Becker was a freshman during the 2012-13 season, which was also coach George Husack’s first season. He was recruited by Billy Pate, the winningest coach in Alabama program history. Pate left Tuscaloosa to become the coach of the Princeton Tigers. Despite the coaching change, Becker never thought about leaving Alabama.
“He did make his decision based on more of an overall school feeling,” his mother, Gena O’Shaughnessey, said. “We had heard over the summer that there would be a new coach, but his decision was more based off of the school than the coach. There was never any quivering in his commitment.”
He quickly established himself once arriving on campus. He was Second Team All-SEC and part of the SEC All-Freshman Team in his first season. As a sophomore, Becker was Second Team All-SEC, an ITA Doubles All-American, an ITA Scholar-Athlete and part of the SEC Academic Honor Roll. His junior season saw him named an ITA Scholar Athlete a second time, and for his senior season, the team voted him captain.
“He’s not the loudest guy, but he definitely has stepped up big as a leader,” Husack said. “He’s always putting in extra time, always helping out other guys, and always works as hard as he can. He leads by his example, is a fierce competitor, and he sets the bar for the team.”
Becker doesn’t need to be loud. His team believes his actions speak volumes.
“Becker is probably the toughest guy on the team,” junior Hayes Brewer said. “He’s an animal, and we know no matter what, he’s going to last longer than all of us in the weight room and on the court. He’s a good guy that we can rely on no matter what.”

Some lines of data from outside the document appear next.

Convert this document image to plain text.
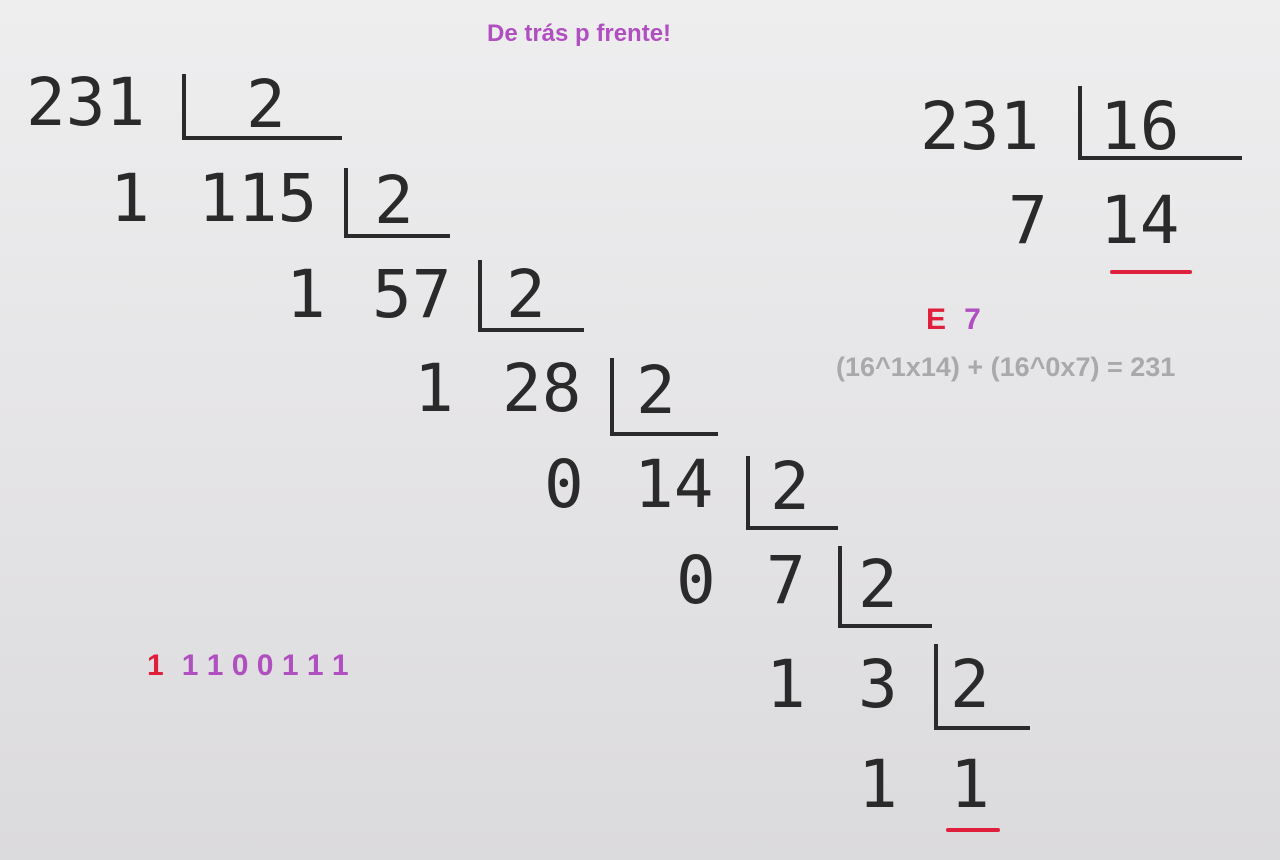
De trás p frente!
231 2
1 115 2
1 57 2
1 28 2
0 14 2
0 7 2
1 3 2
1 1
1 1 1 0 0 1 1 1
231 16
7 14
E 7
(16^1x14) + (16^0x7) = 231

Becker has earned the respect and admiration of his whole team, and it isn’t just in his role as a leader. Brewer has been his roommate for two years and feels that part of what makes him a good leader is that he is a great friend.
“I know that he would have my back no matter what,” Brewer said. “He always has the team’s best interests at heart.”
The future is unclear for Becker. He has played tennis professionally in the last few summers, where he has had some success.
“I always told myself that I’d give myself at least a year to try pro tennis and see how I did,” Becker said. “If things worked out that’d be great. If not, it’d be a good experience and a good excuse to travel the world.”